The evening had been for the most part slow; before Papp had come to pick her up, she had but a sole client. He was a sturdy man that reminded Eva of her brothers, with dirt beneath his fingernails and grease smeared under his chin, as though he had worked his way out from under the body of a car and slid right under her own black underside. He paid well, and Papp had been drunkenly gracious and generous. Tonight she would pay back Màna in full. Màna would be proud of her Baby Girl, strong and self-sufficient. Eva drank her coffee in silence, listening to the faint click of insects zooming to their death in the fluorescent lights above.

The door chimed with the entrance of a new customer, and both Màna and Eva looked up with anticipation. Sometimes she dreamed that one day a real-life sister would walk through the door on the way to her Big City Office Job, with soft, slender hands, a modest, grey pencil skirt, and perhaps even a fashionable bob haircut. But Eva did not have a sister. Instead, she saw the visage of her brothers, the same slicked back hair and skin blackened under grime.

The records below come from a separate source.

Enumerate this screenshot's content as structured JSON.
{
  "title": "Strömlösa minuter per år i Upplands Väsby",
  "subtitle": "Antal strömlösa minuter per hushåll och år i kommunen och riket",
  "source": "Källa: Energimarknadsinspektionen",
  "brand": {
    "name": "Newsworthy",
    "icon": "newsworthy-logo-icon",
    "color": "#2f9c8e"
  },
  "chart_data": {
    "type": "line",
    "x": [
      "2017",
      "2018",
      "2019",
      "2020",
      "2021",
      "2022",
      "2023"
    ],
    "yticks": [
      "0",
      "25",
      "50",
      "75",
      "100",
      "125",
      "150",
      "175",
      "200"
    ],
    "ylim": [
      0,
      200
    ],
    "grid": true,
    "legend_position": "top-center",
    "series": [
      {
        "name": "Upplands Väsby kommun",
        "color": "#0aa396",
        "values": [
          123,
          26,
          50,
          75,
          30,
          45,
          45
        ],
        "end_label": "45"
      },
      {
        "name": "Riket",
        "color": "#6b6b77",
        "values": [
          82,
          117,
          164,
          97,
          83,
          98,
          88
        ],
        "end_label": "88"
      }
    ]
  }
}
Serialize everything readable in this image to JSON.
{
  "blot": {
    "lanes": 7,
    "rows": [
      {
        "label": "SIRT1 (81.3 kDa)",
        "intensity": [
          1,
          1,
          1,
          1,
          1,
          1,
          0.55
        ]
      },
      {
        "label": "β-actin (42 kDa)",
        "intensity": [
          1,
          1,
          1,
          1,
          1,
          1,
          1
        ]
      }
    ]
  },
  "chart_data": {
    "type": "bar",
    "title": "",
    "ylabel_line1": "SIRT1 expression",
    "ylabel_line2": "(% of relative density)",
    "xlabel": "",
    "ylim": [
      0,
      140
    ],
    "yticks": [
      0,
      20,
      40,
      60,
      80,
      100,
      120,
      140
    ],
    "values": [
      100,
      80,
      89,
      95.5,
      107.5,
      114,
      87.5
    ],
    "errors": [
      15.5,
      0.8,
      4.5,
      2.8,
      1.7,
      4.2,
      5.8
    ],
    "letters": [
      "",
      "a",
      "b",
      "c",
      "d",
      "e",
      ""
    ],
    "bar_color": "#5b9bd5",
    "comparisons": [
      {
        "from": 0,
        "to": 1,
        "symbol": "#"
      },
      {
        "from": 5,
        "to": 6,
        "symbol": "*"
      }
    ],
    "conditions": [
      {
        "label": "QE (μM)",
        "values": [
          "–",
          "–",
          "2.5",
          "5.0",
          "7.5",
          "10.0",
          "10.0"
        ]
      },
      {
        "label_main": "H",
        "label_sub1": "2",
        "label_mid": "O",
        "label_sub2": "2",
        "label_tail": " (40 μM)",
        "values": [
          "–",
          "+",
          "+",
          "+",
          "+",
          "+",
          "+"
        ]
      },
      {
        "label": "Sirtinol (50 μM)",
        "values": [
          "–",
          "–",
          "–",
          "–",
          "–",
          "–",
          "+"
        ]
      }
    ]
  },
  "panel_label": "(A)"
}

Eva quickly averted her eyes, looking into the neon night, avoiding yet again the wide grin of a drunken man, the taste of his yellow teeth familiar to her tongue. A pair of grease stained mechanic’s overalls sauntered past, and Eva could not bring herself to lift her fork to her mouth. Màna had disappeared with a pot of coffee, attending to her men. Eva left without paying, hungry.